As a side note, that’s how to get the names of the standard ggplot color palette:

`library(scales)`

```
##
## Attaching package: 'scales'
```

```
## The following object is masked from 'package:purrr':
##
## discard
```

```
## The following object is masked from 'package:readr':
##
## col_factor
```

`show_col(hue_pal()(2))`

As can be seen, not much interaction appears to be there (although a little bit of an interaction effect is there). Why that? That’s just because the scaling of the data does not readily show the interaction. Let’s use ggplot’s build in geom `geom_smooth()`

which should give the same output as above:

```
d %>%
ggplot() +
aes(x = Fare, y = Survived, color = Sex) +
geom_point() +
geom_smooth(method = "lm", se = FALSE)
```

Of course, probabilities greater 1 do not make sense. That’s the reason why we prefer a “bended” graph, such as the s-type ogive in logistic regression. Let’s plot that instead.

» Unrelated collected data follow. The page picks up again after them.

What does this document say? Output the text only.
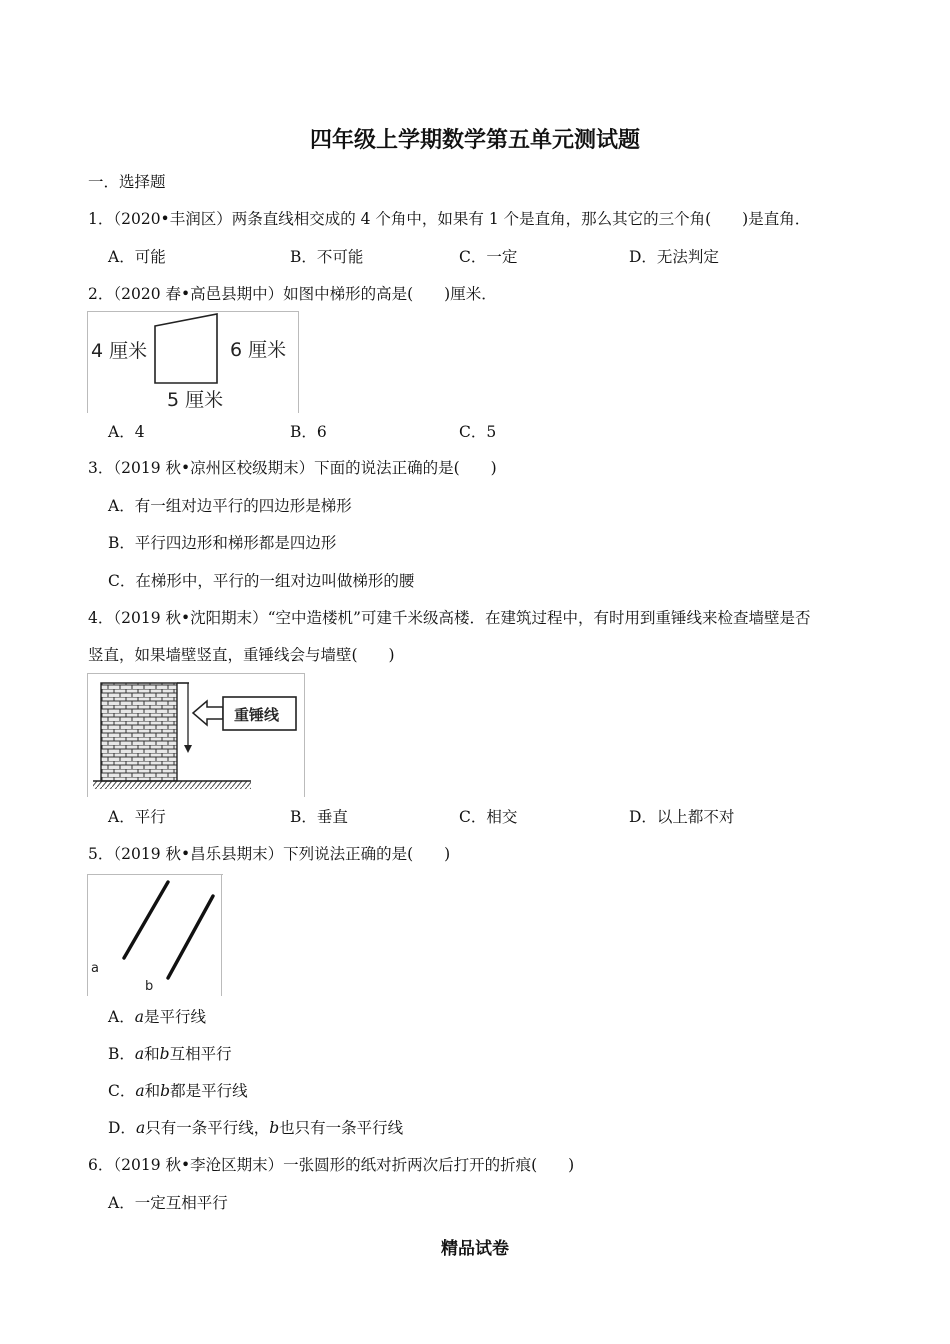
四年级上学期数学第五单元测试题
一．选择题
1．（2020•丰润区）两条直线相交成的 4 个角中，如果有 1 个是直角，那么其它的三个角(　　)是直角．
A．可能	B．不可能	C．一定	D．无法判定
2．（2020 春•高邑县期中）如图中梯形的高是(　　)厘米．
4 厘米	6 厘米
5 厘米
A．4	B．6	C．5
3．（2019 秋•凉州区校级期末）下面的说法正确的是(　　)
A．有一组对边平行的四边形是梯形
B．平行四边形和梯形都是四边形
C．在梯形中，平行的一组对边叫做梯形的腰
4．（2019 秋•沈阳期末）“空中造楼机”可建千米级高楼．在建筑过程中，有时用到重锤线来检查墙壁是否
竖直，如果墙壁竖直，重锤线会与墙壁(　　)
重锤线
A．平行	B．垂直	C．相交	D．以上都不对
5．（2019 秋•昌乐县期末）下列说法正确的是(　　)
a
b
A．a是平行线
B．a和b互相平行
C．a和b都是平行线
D．a只有一条平行线，b也只有一条平行线
6．（2019 秋•李沧区期末）一张圆形的纸对折两次后打开的折痕(　　)
A．一定互相平行
精品试卷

First, we need to get the survival probabilities:

```
d %>%
mutate(pred_prob = predict(glm1, type = "response")) -> d
```

Notice that `type = "response`

gives you the probabilities of survival (ie., of the modeled event).

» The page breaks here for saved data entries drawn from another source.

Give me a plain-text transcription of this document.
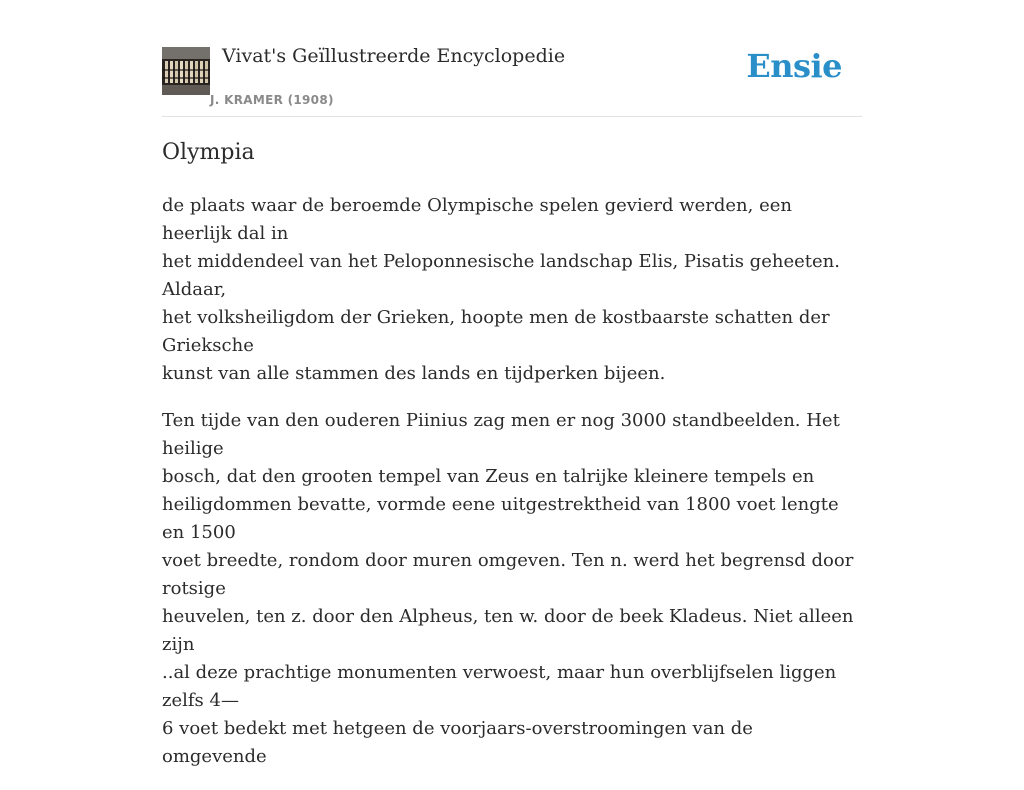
Vivat's Geïllustreerde Encyclopedie
J. KRAMER (1908)
Ensie
Olympia

de plaats waar de beroemde Olympische spelen gevierd werden, een heerlijk dal in
het middendeel van het Peloponnesische landschap Elis, Pisatis geheeten. Aldaar,
het volksheiligdom der Grieken, hoopte men de kostbaarste schatten der Grieksche
kunst van alle stammen des lands en tijdperken bijeen.

Ten tijde van den ouderen Piinius zag men er nog 3000 standbeelden. Het heilige
bosch, dat den grooten tempel van Zeus en talrijke kleinere tempels en
heiligdommen bevatte, vormde eene uitgestrektheid van 1800 voet lengte en 1500
voet breedte, rondom door muren omgeven. Ten n. werd het begrensd door rotsige
heuvelen, ten z. door den Alpheus, ten w. door de beek Kladeus. Niet alleen zijn
..al deze prachtige monumenten verwoest, maar hun overblijfselen liggen zelfs 4—
6 voet bedekt met hetgeen de voorjaars-overstroomingen van de omgevende
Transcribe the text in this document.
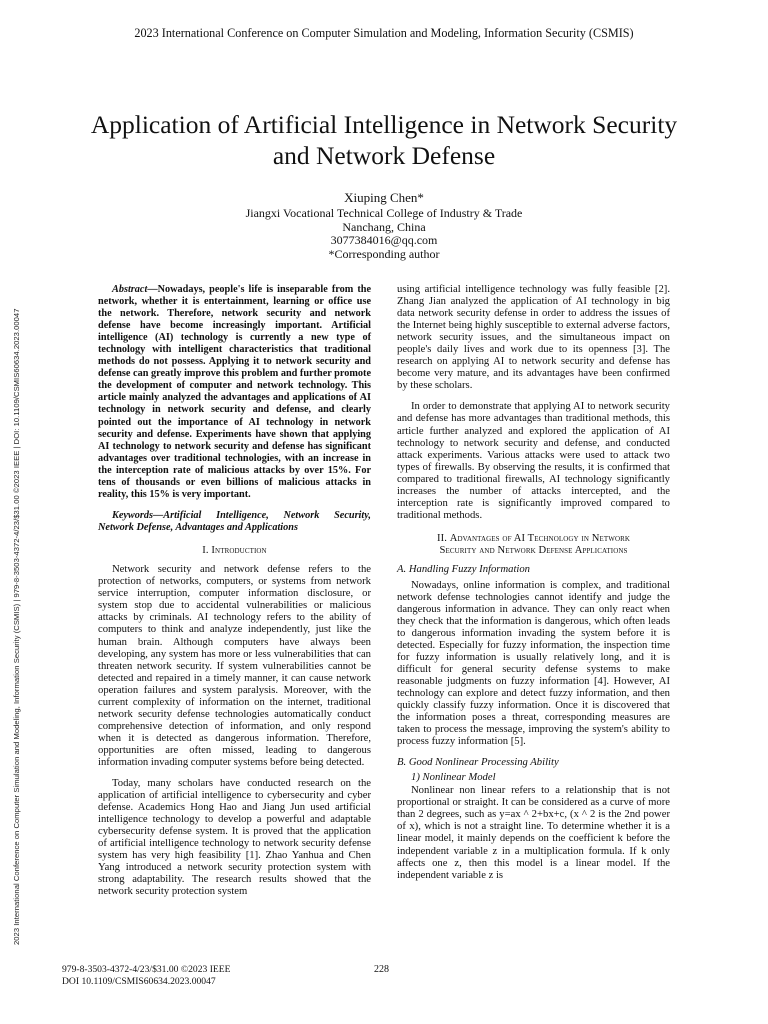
2023 International Conference on Computer Simulation and Modeling, Information Security (CSMIS)
2023 International Conference on Computer Simulation and Modeling, Information Security (CSMIS) | 979-8-3503-4372-4/23/$31.00 ©2023 IEEE | DOI: 10.1109/CSMIS60634.2023.00047
Application of Artificial Intelligence in Network Security and Network Defense
Xiuping Chen*
Jiangxi Vocational Technical College of Industry & Trade
Nanchang, China
3077384016@qq.com
*Corresponding author

Abstract—Nowadays, people's life is inseparable from the network, whether it is entertainment, learning or office use the network. Therefore, network security and network defense have become increasingly important. Artificial intelligence (AI) technology is currently a new type of technology with intelligent characteristics that traditional methods do not possess. Applying it to network security and defense can greatly improve this problem and further promote the development of computer and network technology. This article mainly analyzed the advantages and applications of AI technology in network security and defense, and clearly pointed out the importance of AI technology in network security and defense. Experiments have shown that applying AI technology to network security and defense has significant advantages over traditional technologies, with an increase in the interception rate of malicious attacks by over 15%. For tens of thousands or even billions of malicious attacks in reality, this 15% is very important.

Keywords—Artificial Intelligence, Network Security, Network Defense, Advantages and Applications

I. Introduction

Network security and network defense refers to the protection of networks, computers, or systems from network service interruption, computer information disclosure, or system stop due to accidental vulnerabilities or malicious attacks by criminals. AI technology refers to the ability of computers to think and analyze independently, just like the human brain. Although computers have always been developing, any system has more or less vulnerabilities that can threaten network security. If system vulnerabilities cannot be detected and repaired in a timely manner, it can cause network operation failures and system paralysis. Moreover, with the current complexity of information on the internet, traditional network security defense technologies automatically conduct comprehensive detection of information, and only respond when it is detected as dangerous information. Therefore, opportunities are often missed, leading to dangerous information invading computer systems before being detected.

Today, many scholars have conducted research on the application of artificial intelligence to cybersecurity and cyber defense. Academics Hong Hao and Jiang Jun used artificial intelligence technology to develop a powerful and adaptable cybersecurity defense system. It is proved that the application of artificial intelligence technology to network security defense system has very high feasibility [1]. Zhao Yanhua and Chen Yang introduced a network security protection system with strong adaptability. The research results showed that the network security protection system

using artificial intelligence technology was fully feasible [2]. Zhang Jian analyzed the application of AI technology in big data network security defense in order to address the issues of the Internet being highly susceptible to external adverse factors, network security issues, and the simultaneous impact on people's daily lives and work due to its openness [3]. The research on applying AI to network security and defense has become very mature, and its advantages have been confirmed by these scholars.

In order to demonstrate that applying AI to network security and defense has more advantages than traditional methods, this article further analyzed and explored the application of AI technology to network security and defense, and conducted attack experiments. Various attacks were used to attack two types of firewalls. By observing the results, it is confirmed that compared to traditional firewalls, AI technology significantly increases the number of attacks intercepted, and the interception rate is significantly improved compared to traditional methods.

II. Advantages of AI Technology in Network
Security and Network Defense Applications
A. Handling Fuzzy Information

Nowadays, online information is complex, and traditional network defense technologies cannot identify and judge the dangerous information in advance. They can only react when they check that the information is dangerous, which often leads to dangerous information invading the system before it is detected. Especially for fuzzy information, the inspection time for fuzzy information is usually relatively long, and it is difficult for general security defense systems to make reasonable judgments on fuzzy information [4]. However, AI technology can explore and detect fuzzy information, and then quickly classify fuzzy information. Once it is discovered that the information poses a threat, corresponding measures are taken to process the message, improving the system's ability to process fuzzy information [5].

B. Good Nonlinear Processing Ability
1) Nonlinear Model

Nonlinear non linear refers to a relationship that is not proportional or straight. It can be considered as a curve of more than 2 degrees, such as y=ax ^ 2+bx+c, (x ^ 2 is the 2nd power of x), which is not a straight line. To determine whether it is a linear model, it mainly depends on the coefficient k before the independent variable z in a multiplication formula. If k only affects one z, then this model is a linear model. If the independent variable z is

979-8-3503-4372-4/23/$31.00 ©2023 IEEE
DOI 10.1109/CSMIS60634.2023.00047
228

Check, check, double-check:

```
ggplot(d) +
geom_density(aes(x = pred_prob, fill = Sex), alpha = .5)
```

Now let’s plot the ogive including the interaction effects:

```
d %>%
ggplot() +
aes(x = Fare, y = Survived, color = Sex) +
geom_point() +
geom_smooth(method = "glm",
aes(x = Fare, y= pred_prob),
method.args = list(family = "binomial"),
se = FALSE)
```

```
## Warning in eval(family$initialize): non-integer #successes in a binomial
## glm!
## Warning in eval(family$initialize): non-integer #successes in a binomial
## glm!
```

# Debrief

Plotting helps. Instead of inspecting the numbers in the glm output table only, it helps to plot the curves. In that way, the overall trend can be easier understood. Remember that the coefficients of a linear model are different if an interaction effect is modeled, compared with an model where no interaction is modeled. The coefficient of a predictor, such as `Fare`

means: “That’s the estimate of the mean statistical influence of Fare, if Fare is zero, which makes no sense, and if the other predictors are all at zero too, which make no sense either in the most cases”. This difficulty in interpretation is the reason why people like to center their models. Centered models have the mean value as the zero, which is easier to interpret. However, for an interaction of two groups and one single continuous parameter, things are not too difficult.